Sunday, September 11, 2005

9-11 Thoughts Unchanged

I have had plenty of time to sort out my thoughts and feelings on the terror strikes of four years ago, and the rebuilding.

The Pentagon has been rebuilt. I imagine and hope that if the White House, the Capitol, Washington Monument, or any other D.C. landmark were struck (heaven forbid) that these would all be built to the original specifications, except maybe reinforced or otherwise made stronger.

Thus, my dissatisfaction with the treatment of the World Trade Center and the Twin Towers.

The following essay has been revised only slightly from my posting on Blogcritics last year. The sentiment is 100% unchanged.

My feelings about the terror attacks three years ago are as fresh as the day after. My palms still sweat when I think about it. When I saw the first images on TV, before the second Tower was struck, my mind was on the ground in Manhattan, where I had a dozen friends working and making their homes. I felt that sick choking feeling until I knew each of them was okay. Then I felt raging anger.

Even though the attacks weren't personal, I felt as though they were. My friends being in Manhattan was just part of it. The World Trade Center was a personal favorite of mine. I thrilled to the sight of them from any angle, but especially when viewed from atop the Empire State Building, or from the Statue of Liberty. I am a capitalist, and no place on earth defines capitalism better than Wall Street and southwestern Manhattan.

So, try as I might to like the proposed designs for the memorialized World Trade Center site, I still absolutely detest them. The memorials fail to memorialize what the Towers were about.

They were selected for destruction by the terrorists for being symbols of capitalism. The Twin Towers were the defining skyscrapers in the defining skyline of the world's definitive financial center. To stand today at the Statue of Liberty and look across the River is to feel the void like a lost love as much as to see the void.
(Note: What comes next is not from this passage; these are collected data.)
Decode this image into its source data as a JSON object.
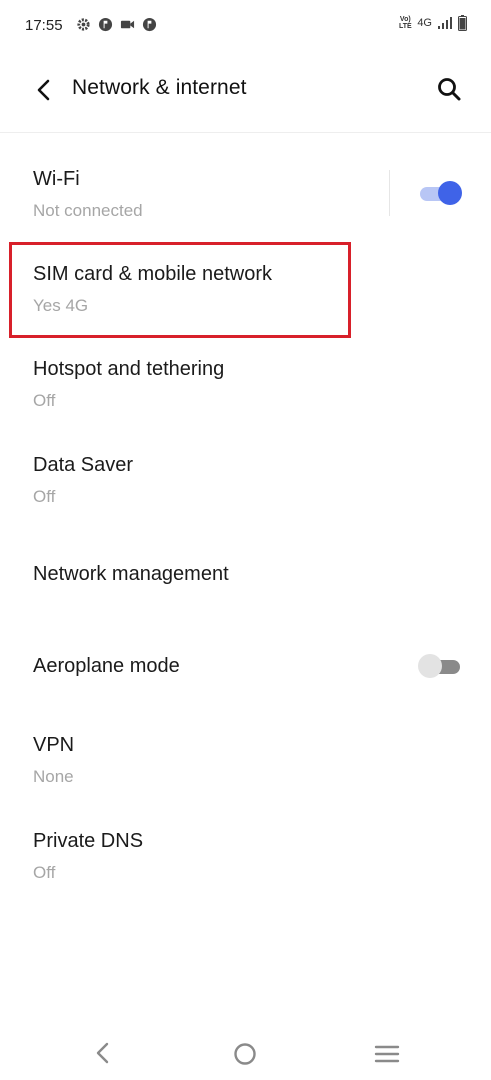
{
  "status_bar": {
    "time": "17:55",
    "volte_line1": "Vo)",
    "volte_line2": "LTE",
    "network_type": "4G",
    "icons_left": [
      "settings-gear-icon",
      "notification-icon",
      "video-record-icon",
      "notification-icon"
    ],
    "icons_right": [
      "volte-icon",
      "signal-icon",
      "battery-icon"
    ]
  },
  "header": {
    "title": "Network & internet",
    "back_icon": "back-arrow-icon",
    "search_icon": "search-icon"
  },
  "items": [
    {
      "title": "Wi-Fi",
      "subtitle": "Not connected",
      "toggle": true
    },
    {
      "title": "SIM card & mobile network",
      "subtitle": "Yes 4G"
    },
    {
      "title": "Hotspot and tethering",
      "subtitle": "Off"
    },
    {
      "title": "Data Saver",
      "subtitle": "Off"
    },
    {
      "title": "Network management"
    },
    {
      "title": "Aeroplane mode",
      "toggle": false
    },
    {
      "title": "VPN",
      "subtitle": "None"
    },
    {
      "title": "Private DNS",
      "subtitle": "Off"
    }
  ],
  "colors": {
    "accent": "#3f63e8",
    "accent_track": "#b8c6f5",
    "highlight": "#d8202a",
    "subtitle": "#a6a6a6",
    "toggle_off_thumb": "#e3e3e3",
    "toggle_off_track": "#8a8a8a"
  },
  "nav_bar": {
    "icons": [
      "nav-back-icon",
      "nav-home-icon",
      "nav-menu-icon"
    ]
  }
}
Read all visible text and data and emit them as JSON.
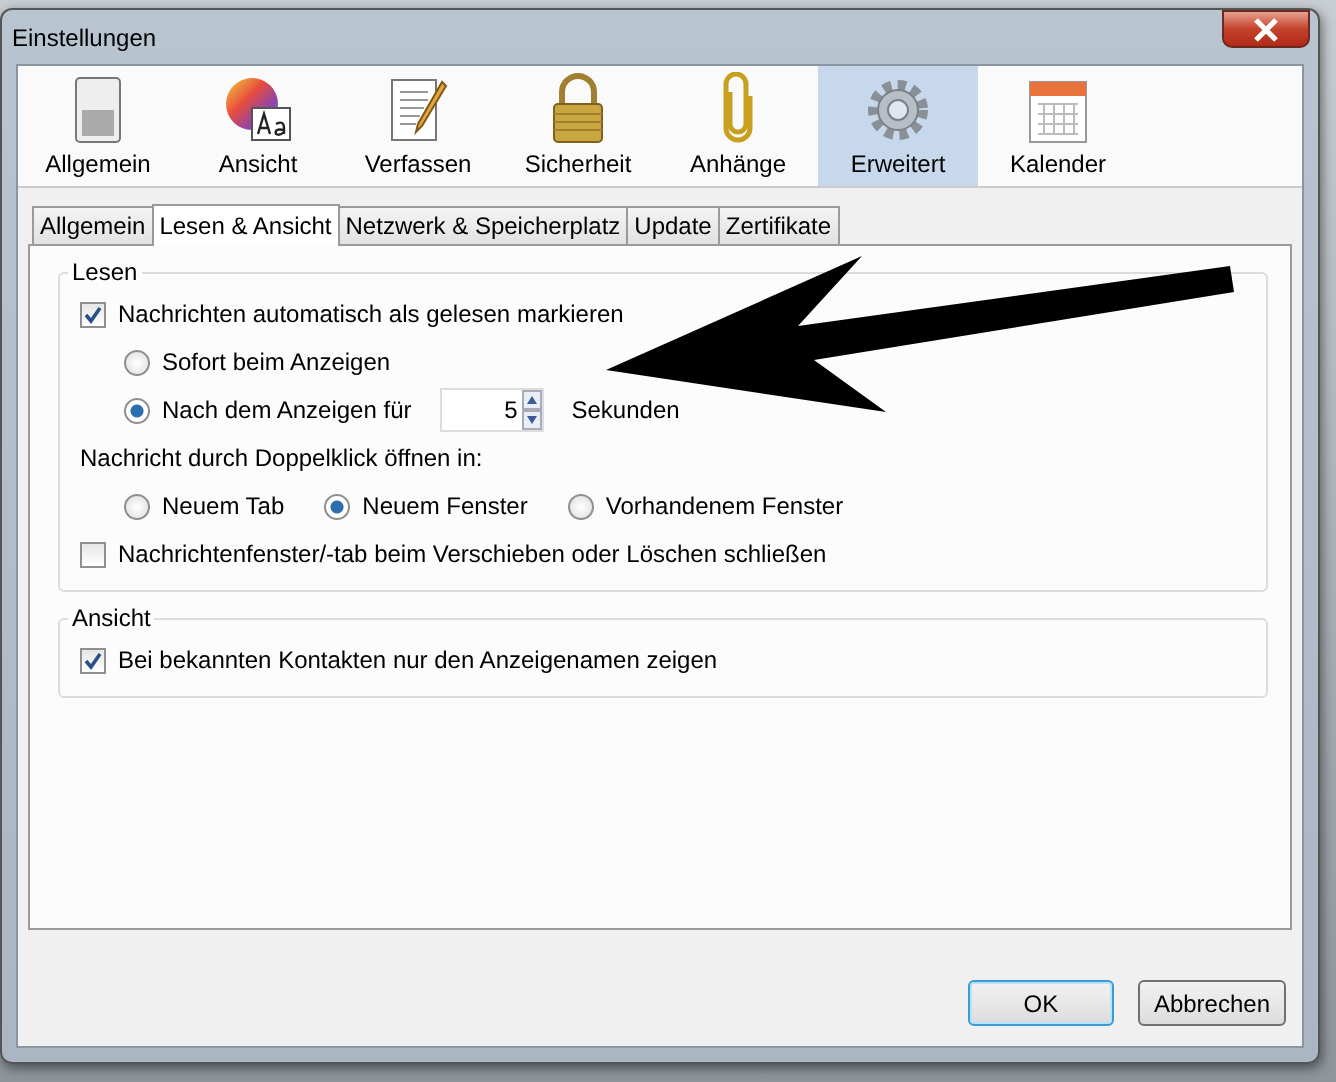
{
  "window": {
    "title": "Einstellungen"
  },
  "categories": [
    {
      "label": "Allgemein",
      "kind": "switch",
      "selected": false
    },
    {
      "label": "Ansicht",
      "kind": "palette",
      "selected": false
    },
    {
      "label": "Verfassen",
      "kind": "document",
      "selected": false
    },
    {
      "label": "Sicherheit",
      "kind": "lock",
      "selected": false
    },
    {
      "label": "Anhänge",
      "kind": "clip",
      "selected": false
    },
    {
      "label": "Erweitert",
      "kind": "gear",
      "selected": true
    },
    {
      "label": "Kalender",
      "kind": "calendar",
      "selected": false
    }
  ],
  "tabs": [
    {
      "label": "Allgemein",
      "selected": false
    },
    {
      "label": "Lesen & Ansicht",
      "selected": true
    },
    {
      "label": "Netzwerk & Speicherplatz",
      "selected": false
    },
    {
      "label": "Update",
      "selected": false
    },
    {
      "label": "Zertifikate",
      "selected": false
    }
  ],
  "groups": [
    {
      "title": "Lesen",
      "items": [
        {
          "kind": "checkbox",
          "label": "Nachrichten automatisch als gelesen markieren",
          "checked": true
        },
        {
          "kind": "radio",
          "label": "Sofort beim Anzeigen",
          "selected": false
        },
        {
          "kind": "radio-spin",
          "label": "Nach dem Anzeigen für",
          "selected": true,
          "value": "5",
          "unit": "Sekunden"
        },
        {
          "kind": "label",
          "label": "Nachricht durch Doppelklick öffnen in:"
        },
        {
          "kind": "radio-row",
          "options": [
            {
              "label": "Neuem Tab",
              "selected": false
            },
            {
              "label": "Neuem Fenster",
              "selected": true
            },
            {
              "label": "Vorhandenem Fenster",
              "selected": false
            }
          ]
        },
        {
          "kind": "checkbox",
          "label": "Nachrichtenfenster/-tab beim Verschieben oder Löschen schließen",
          "checked": false
        }
      ]
    },
    {
      "title": "Ansicht",
      "items": [
        {
          "kind": "checkbox",
          "label": "Bei bekannten Kontakten nur den Anzeigenamen zeigen",
          "checked": true
        }
      ]
    }
  ],
  "buttons": [
    {
      "label": "OK",
      "kind": "default"
    },
    {
      "label": "Abbrechen",
      "kind": "normal"
    }
  ]
}
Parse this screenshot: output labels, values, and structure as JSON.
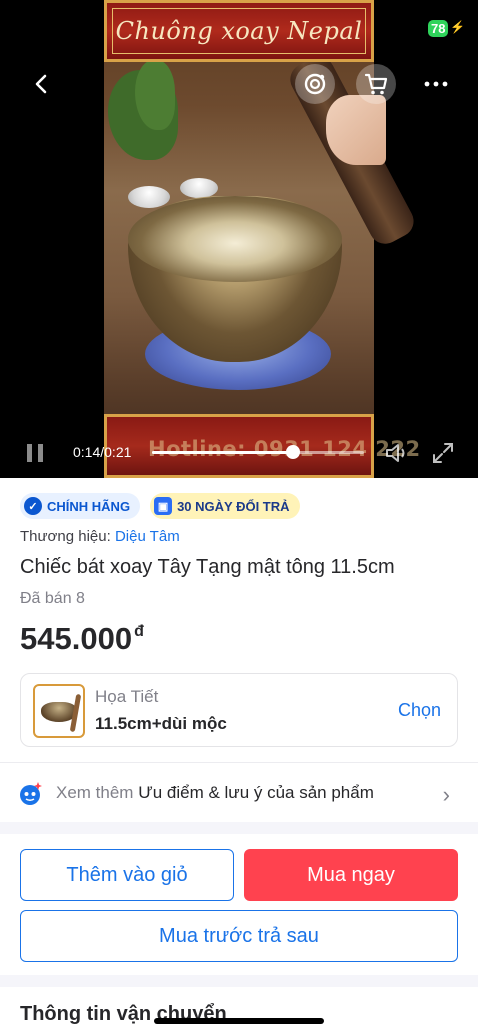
{
  "status_bar": {
    "battery": "78"
  },
  "video": {
    "banner_title": "Chuông xoay Nepal",
    "hotline_text": "Hotline: 0931 124 222",
    "time_current": "0:14",
    "time_total": "0:21",
    "time_sep": "/",
    "progress": 0.667
  },
  "icons": {
    "back": "chevron-left-icon",
    "image_search": "camera-search-icon",
    "cart": "cart-icon",
    "more": "more-dots-icon",
    "pause": "pause-icon",
    "volume": "volume-icon",
    "fullscreen": "fullscreen-icon"
  },
  "badges": {
    "authentic": "CHÍNH HÃNG",
    "return": "30 NGÀY ĐỔI TRẢ"
  },
  "product": {
    "brand_label": "Thương hiệu: ",
    "brand_name": "Diệu Tâm",
    "title": "Chiếc bát xoay Tây Tạng mật tông 11.5cm",
    "sold": "Đã bán 8",
    "price": "545.000",
    "currency": "đ"
  },
  "variant": {
    "label": "Họa Tiết",
    "value": "11.5cm+dùi mộc",
    "action": "Chọn"
  },
  "see_more": {
    "prefix": "Xem thêm ",
    "text": "Ưu điểm & lưu ý của sản phẩm"
  },
  "actions": {
    "add_to_cart": "Thêm vào giỏ",
    "buy_now": "Mua ngay",
    "buy_later": "Mua trước trả sau"
  },
  "shipping": {
    "title": "Thông tin vận chuyển"
  },
  "colors": {
    "accent_blue": "#1a73e8",
    "buy_red": "#ff424f",
    "badge_yellow": "#fff3b8"
  }
}
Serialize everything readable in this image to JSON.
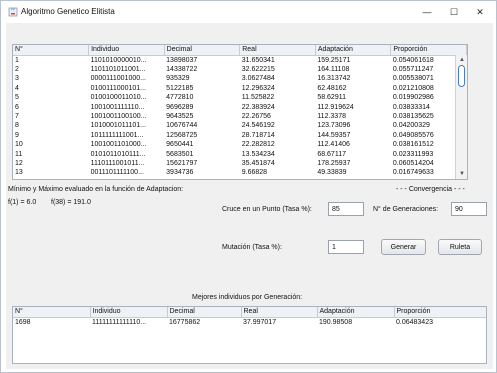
{
  "window": {
    "title": "Algoritmo Genetico Elitista",
    "minimize_glyph": "—",
    "maximize_glyph": "☐",
    "close_glyph": "✕",
    "icon": "java-cup-icon"
  },
  "population_table": {
    "columns": [
      "N°",
      "Individuo",
      "Decimal",
      "Real",
      "Adaptación",
      "Proporción"
    ],
    "rows": [
      [
        "1",
        "1101010000010...",
        "13898037",
        "31.650341",
        "159.25171",
        "0.054061618"
      ],
      [
        "2",
        "1101101011001...",
        "14338722",
        "32.622215",
        "164.11108",
        "0.055711247"
      ],
      [
        "3",
        "0000111001000...",
        "935329",
        "3.0627484",
        "16.313742",
        "0.005538071"
      ],
      [
        "4",
        "0100111000101...",
        "5122185",
        "12.296324",
        "62.48162",
        "0.021210808"
      ],
      [
        "5",
        "0100100011010...",
        "4772810",
        "11.525822",
        "58.62911",
        "0.019902986"
      ],
      [
        "6",
        "1001001111110...",
        "9696289",
        "22.383924",
        "112.919624",
        "0.03833314"
      ],
      [
        "7",
        "1001001100100...",
        "9643525",
        "22.26756",
        "112.3378",
        "0.038135625"
      ],
      [
        "8",
        "1010001011101...",
        "10676744",
        "24.546192",
        "123.73096",
        "0.04200329"
      ],
      [
        "9",
        "1011111111001...",
        "12568725",
        "28.718714",
        "144.59357",
        "0.049085576"
      ],
      [
        "10",
        "1001001101000...",
        "9650441",
        "22.282812",
        "112.41406",
        "0.038161512"
      ],
      [
        "11",
        "0101011010111...",
        "5683501",
        "13.534234",
        "68.67117",
        "0.023311993"
      ],
      [
        "12",
        "1110111001011...",
        "15621797",
        "35.451874",
        "178.25937",
        "0.060514204"
      ]
    ],
    "partial_row": [
      "13",
      "0011101111100...",
      "3934736",
      "9.66828",
      "49.33839",
      "0.016749633"
    ]
  },
  "stats": {
    "min_max_label": "Mínimo y Máximo evaluado en la función de Adaptacion:",
    "f_min": "f(1) = 6.0",
    "f_max": "f(38) = 191.0",
    "convergence_label": "- - - Convergencia - - -"
  },
  "controls": {
    "crossover_label": "Cruce en un Punto (Tasa %):",
    "crossover_value": "85",
    "generations_label": "N° de Generaciones:",
    "generations_value": "90",
    "mutation_label": "Mutación (Tasa %):",
    "mutation_value": "1",
    "generate_button": "Generar",
    "roulette_button": "Ruleta"
  },
  "best_table": {
    "caption": "Mejores individuos por Generación:",
    "columns": [
      "N°",
      "Individuo",
      "Decimal",
      "Real",
      "Adaptación",
      "Proporción"
    ],
    "rows": [
      [
        "1698",
        "11111111111110...",
        "16775862",
        "37.997017",
        "190.98508",
        "0.06483423"
      ]
    ]
  },
  "colors": {
    "panel_bg": "#f0f0f0",
    "table_header_bg": "#eef1f5",
    "scroll_thumb_border": "#4a7dc8"
  }
}
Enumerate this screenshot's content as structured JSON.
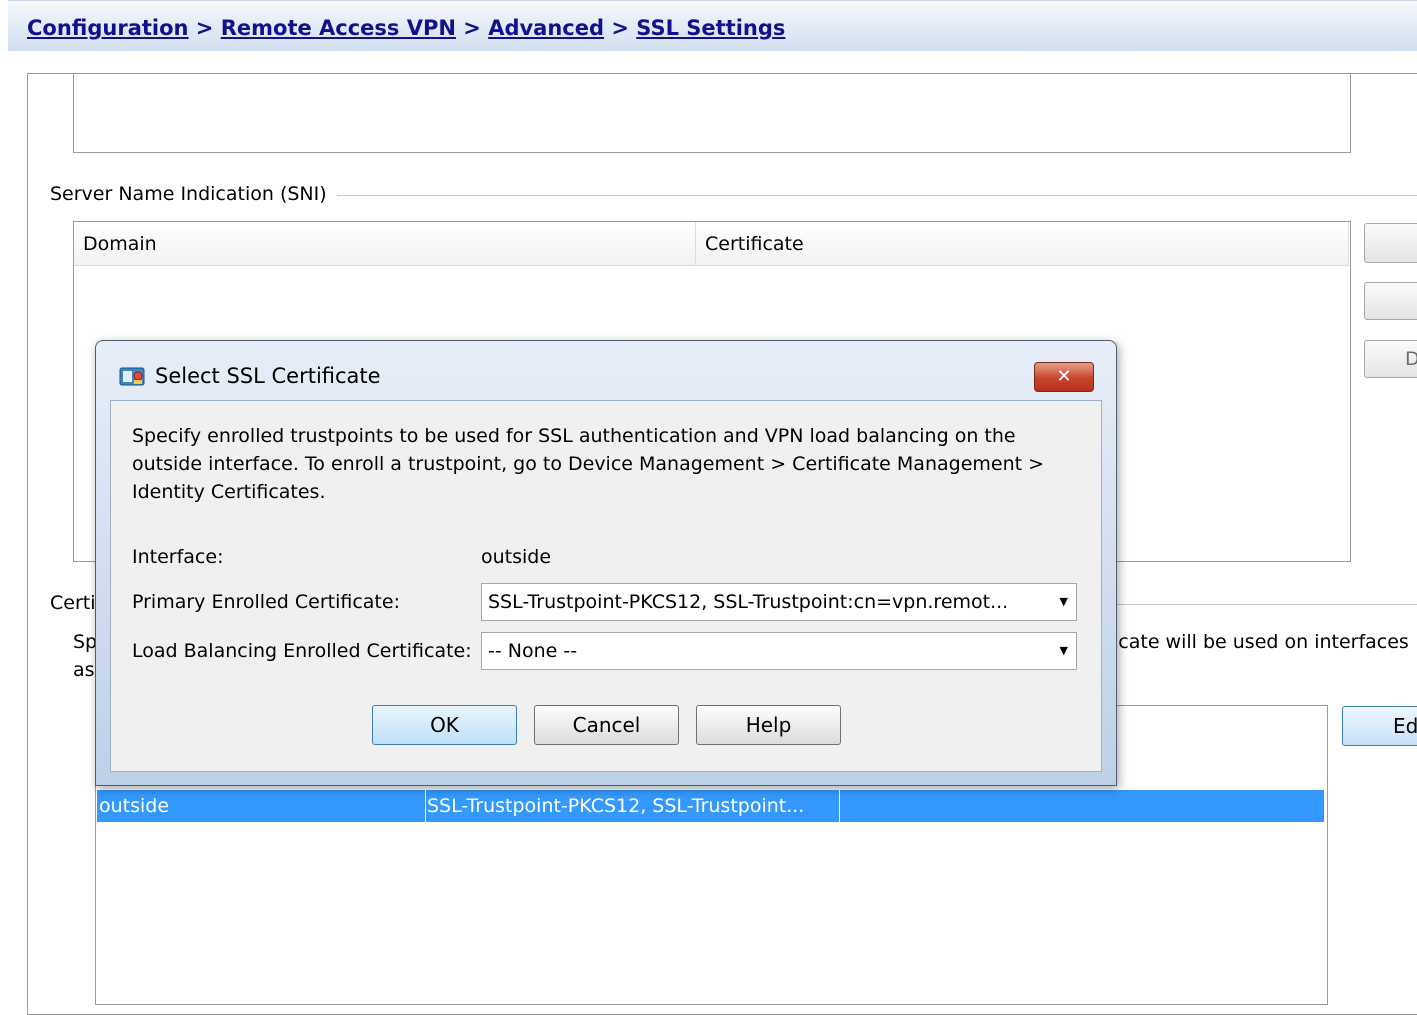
{
  "breadcrumb": {
    "items": [
      "Configuration",
      "Remote Access VPN",
      "Advanced",
      "SSL Settings"
    ],
    "separator": ">"
  },
  "sni": {
    "group_label": "Server Name Indication (SNI)",
    "columns": [
      "Domain",
      "Certificate"
    ],
    "side_buttons": [
      "",
      "",
      "D"
    ]
  },
  "certificates": {
    "group_label": "Certi",
    "desc_line1": "Sp",
    "desc_line2": "as",
    "desc_right": "icate will be used on interfaces",
    "rows": [
      {
        "interface": "outside",
        "certificate": "SSL-Trustpoint-PKCS12, SSL-Trustpoint..."
      }
    ],
    "edit_button": "Ed"
  },
  "dialog": {
    "title": "Select SSL Certificate",
    "close_glyph": "✕",
    "description": "Specify enrolled trustpoints to be used for SSL authentication and VPN load balancing on the outside interface. To enroll a trustpoint, go to Device Management > Certificate Management > Identity Certificates.",
    "interface_label": "Interface:",
    "interface_value": "outside",
    "primary_label": "Primary Enrolled Certificate:",
    "primary_value": "SSL-Trustpoint-PKCS12, SSL-Trustpoint:cn=vpn.remot...",
    "lb_label": "Load Balancing Enrolled Certificate:",
    "lb_value": "-- None --",
    "ok": "OK",
    "cancel": "Cancel",
    "help": "Help"
  },
  "colors": {
    "breadcrumb_link": "#10128c",
    "selection": "#3399ff",
    "close_button": "#c7442b"
  }
}
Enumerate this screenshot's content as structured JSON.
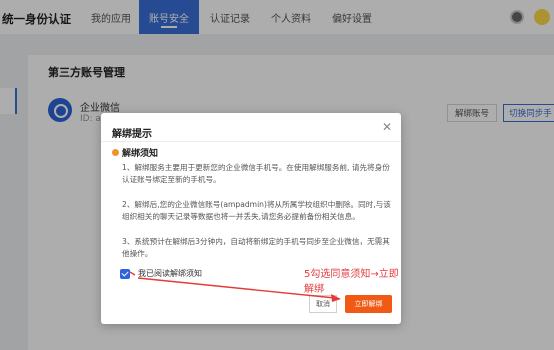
{
  "header": {
    "brand": "统一身份认证",
    "tabs": [
      {
        "label": "我的应用"
      },
      {
        "label": "账号安全"
      },
      {
        "label": "认证记录"
      },
      {
        "label": "个人资料"
      },
      {
        "label": "偏好设置"
      }
    ]
  },
  "page": {
    "section_title": "第三方账号管理",
    "account": {
      "name": "企业微信",
      "id_prefix": "ID: a",
      "unbind_label": "解绑账号",
      "switch_label": "切换同步手"
    }
  },
  "dialog": {
    "title": "解绑提示",
    "subtitle": "解绑须知",
    "paragraphs": [
      "1、解绑服务主要用于更新您的企业微信手机号。在使用解绑服务前, 请先将身份认证账号绑定至新的手机号。",
      "2、解绑后,您的企业微信账号(ampadmin)将从所属学校组织中删除。同时,与该组织相关的聊天记录等数据也将一并丢失,请您务必提前备份相关信息。",
      "3、系统预计在解绑后3分钟内，自动将新绑定的手机号同步至企业微信，无需其他操作。"
    ],
    "checkbox_label": "我已阅读解绑须知",
    "cancel_label": "取消",
    "confirm_label": "立即解绑"
  },
  "annotation": {
    "text": "5勾选同意须知→立即解绑",
    "color": "#e53b3b"
  },
  "colors": {
    "primary": "#3a6fd8",
    "confirm": "#f05a14",
    "notice_dot": "#f0932b"
  }
}
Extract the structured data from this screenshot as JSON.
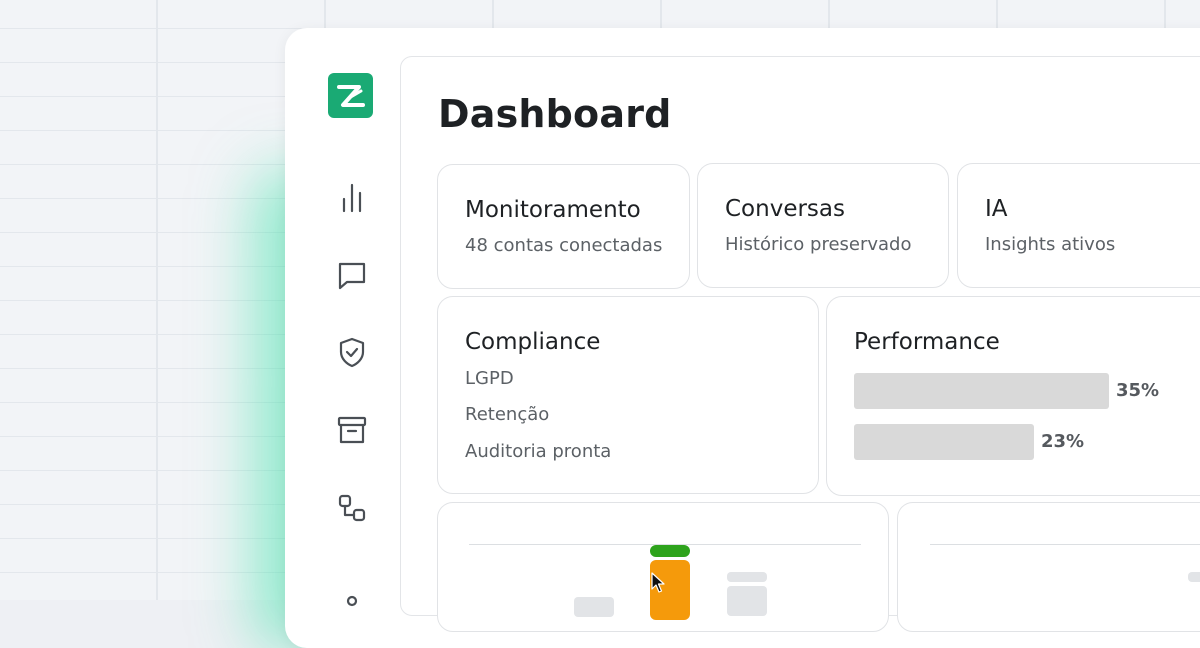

There was a lot of talk in the days following the attacks that the American people must not allow the terrorists win, that we must proceed in the spirit of that hated capitalist mantra, 'business as usual'. How right that common wisdom was.

Well, THE TERRORISTS HAVE WON. It isn't that they ended business as usual. Thankfully, that has resumed. But the premier symbol of capitalism is gone and won't be replaced.

I know that the primary focus of the memorials is those who lost their lives at the site. I have every interest in the world in seeing a fitting tribute paid to them. However, I would be sure to include the spirit that was attacked.

If I was in charge of the process, I would give the greatest tribute to those firefighters who ran up the stairs and to the people who perished while conducting business as usual. I would rebuild the Twin Towers IN EXACTLY THE SAME PLACES UPON WHICH THEY ONCE STOOD, with all dimensions exactly as before save one: the buildings would finish one story higher.

To let the terrorists know that they will not win, they must be given the symbolic 'up yours' that they gave to the American Spirit. Raising the Twin Towers for all to see is the greatest pair of raised middle fingers the haters of America would ever see.

THAT would be the greatest tribute to those who died in the World Trade Center attacks. No candles or mirrors or list of names will EVER come close to honoring them- or the American Spirit- as new Towers would.

In contrast, observe the treatment given the Pentagon, the greatest symbol of the American military. While the scale of destruction visited that building was not nearly as total as that brought to the Twin Towers, what was damaged was repaired and fully operational without any hesitation or debate. Business as usual prevailed at the Pentagon.

It shows you symbolically what is sacred in our country (the military) and what is subject to demolition by group-think (capitalism).

2 comments:

Kevin said...

I think businesses that put their offices in a new WTC would have problems finding employees.

Mike Kole said...

Right- just like the Pentagon had trouble getting people to return to work there, and just like San Francisco and Chicago had trouble getting people to move back after their legendary fires.